Tamoxifen also has its risks and side effects and the longer treatment did increase side-effects. In particular, the women who continued on Tamoxifen for 10 years had a higher rate of endometrial cancer (3.1%; 116 occurrences) than those who stopped at year five (1.6%; 63 occurrences), between years five to 14. The authors stated that this risk is more pronounced in postmenopausal women and that there would be “little risk” to premenopausal women of endometrial cancer. While death from stroke or pulmonary embolism were comparable between the five-year and 10-year groups, a table showing “Non-neoplastic disease; ever hospitalized or death” shows a higher number of strokes (130 to 119), pulmonary embolus (41 to 21) and Ischemic heart disease (127 to 63) in the 10-year group compared to the five-year group.
Overall, more data is needed and ATLAS data will continue to be gathered and analyzed. The study authors noted that trials comparing 10 years to five years will need to be followed up for at least 15 years from diagnosis, given the fact that the protective effects of Tamoxifen extend beyond the time that it is taken. “Longer follow up of ATLAS (and a meta-analysis of all such trials) will be needed to assess the full benefits and hazards throughout the second decade.” In addition, more data is needed on younger women.
So, what does this study mean for young women diagnosed with breast cancer?
First, if you are estrogen-receptor positive and have been prescribed Tamoxifen, this study supports the benefits of that medication. Even if you take only five years of Tamoxifen, the benefit of that treatment continues throughout the first 15 years after diagnosis. Second, if you are a longer-term patient, who is about to complete their five years of Tamoxifen or have completed your five years recently, you may want to speak with your physician about continuing the medication. The results of this study support that decision, but as noted above, there are drawbacks as well and the benefits appear to be modest. In addition, there are other side effects to Tamoxifen not examined in this study, including hot flashes and weight gain, which may impact your quality of life. You will need to discuss your medical history with your oncologist to weigh the risks versus benefits of continuing on Tamoxifen.

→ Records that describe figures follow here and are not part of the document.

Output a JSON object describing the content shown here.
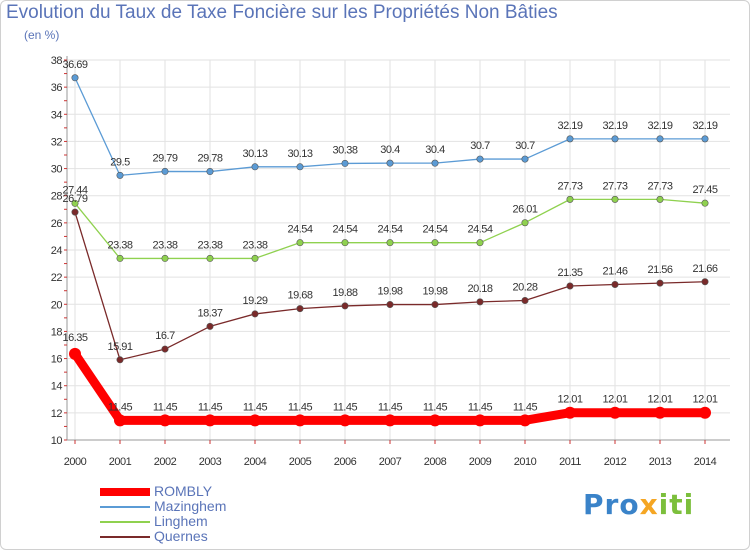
{
  "title": "Evolution du Taux de Taxe Foncière sur les Propriétés Non Bâties",
  "subtitle": "(en %)",
  "logo": {
    "part1": "Pro",
    "part2": "x",
    "part3": "iti"
  },
  "chart_data": {
    "type": "line",
    "title": "Evolution du Taux de Taxe Foncière sur les Propriétés Non Bâties",
    "ylabel": "(en %)",
    "xlabel": "",
    "categories": [
      "2000",
      "2001",
      "2002",
      "2003",
      "2004",
      "2005",
      "2006",
      "2007",
      "2008",
      "2009",
      "2010",
      "2011",
      "2012",
      "2013",
      "2014"
    ],
    "ylim": [
      10,
      38
    ],
    "yticks": [
      "10",
      "12",
      "14",
      "16",
      "18",
      "20",
      "22",
      "24",
      "26",
      "28",
      "30",
      "32",
      "34",
      "36",
      "38"
    ],
    "grid": true,
    "series": [
      {
        "name": "ROMBLY",
        "color": "#ff0000",
        "values": [
          16.35,
          11.45,
          11.45,
          11.45,
          11.45,
          11.45,
          11.45,
          11.45,
          11.45,
          11.45,
          11.45,
          12.01,
          12.01,
          12.01,
          12.01
        ],
        "labels": [
          "16.35",
          "11.45",
          "11.45",
          "11.45",
          "11.45",
          "11.45",
          "11.45",
          "11.45",
          "11.45",
          "11.45",
          "11.45",
          "12.01",
          "12.01",
          "12.01",
          "12.01"
        ]
      },
      {
        "name": "Mazinghem",
        "color": "#5b9bd5",
        "values": [
          36.69,
          29.5,
          29.79,
          29.78,
          30.13,
          30.13,
          30.38,
          30.4,
          30.4,
          30.7,
          30.7,
          32.19,
          32.19,
          32.19,
          32.19
        ],
        "labels": [
          "36.69",
          "29.5",
          "29.79",
          "29.78",
          "30.13",
          "30.13",
          "30.38",
          "30.4",
          "30.4",
          "30.7",
          "30.7",
          "32.19",
          "32.19",
          "32.19",
          "32.19"
        ]
      },
      {
        "name": "Linghem",
        "color": "#8fd14f",
        "values": [
          27.44,
          23.38,
          23.38,
          23.38,
          23.38,
          24.54,
          24.54,
          24.54,
          24.54,
          24.54,
          26.01,
          27.73,
          27.73,
          27.73,
          27.45
        ],
        "labels": [
          "27.44",
          "23.38",
          "23.38",
          "23.38",
          "23.38",
          "24.54",
          "24.54",
          "24.54",
          "24.54",
          "24.54",
          "26.01",
          "27.73",
          "27.73",
          "27.73",
          "27.45"
        ]
      },
      {
        "name": "Quernes",
        "color": "#7a2a2a",
        "values": [
          26.79,
          15.91,
          16.7,
          18.37,
          19.29,
          19.68,
          19.88,
          19.98,
          19.98,
          20.18,
          20.28,
          21.35,
          21.46,
          21.56,
          21.66
        ],
        "labels": [
          "26.79",
          "15.91",
          "16.7",
          "18.37",
          "19.29",
          "19.68",
          "19.88",
          "19.98",
          "19.98",
          "20.18",
          "20.28",
          "21.35",
          "21.46",
          "21.56",
          "21.66"
        ]
      }
    ]
  }
}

Finally, a particular concern with this study is the impact that this study may have on young women’s family planning. Many young women already wait until they have completed their five-year course of Tamoxifen before trying to start a family. Will this study cause that delay to become 10 years? And, are the modest benefits shown in this study worth that? That is a very personal decision and again, we recommend speaking with your physician.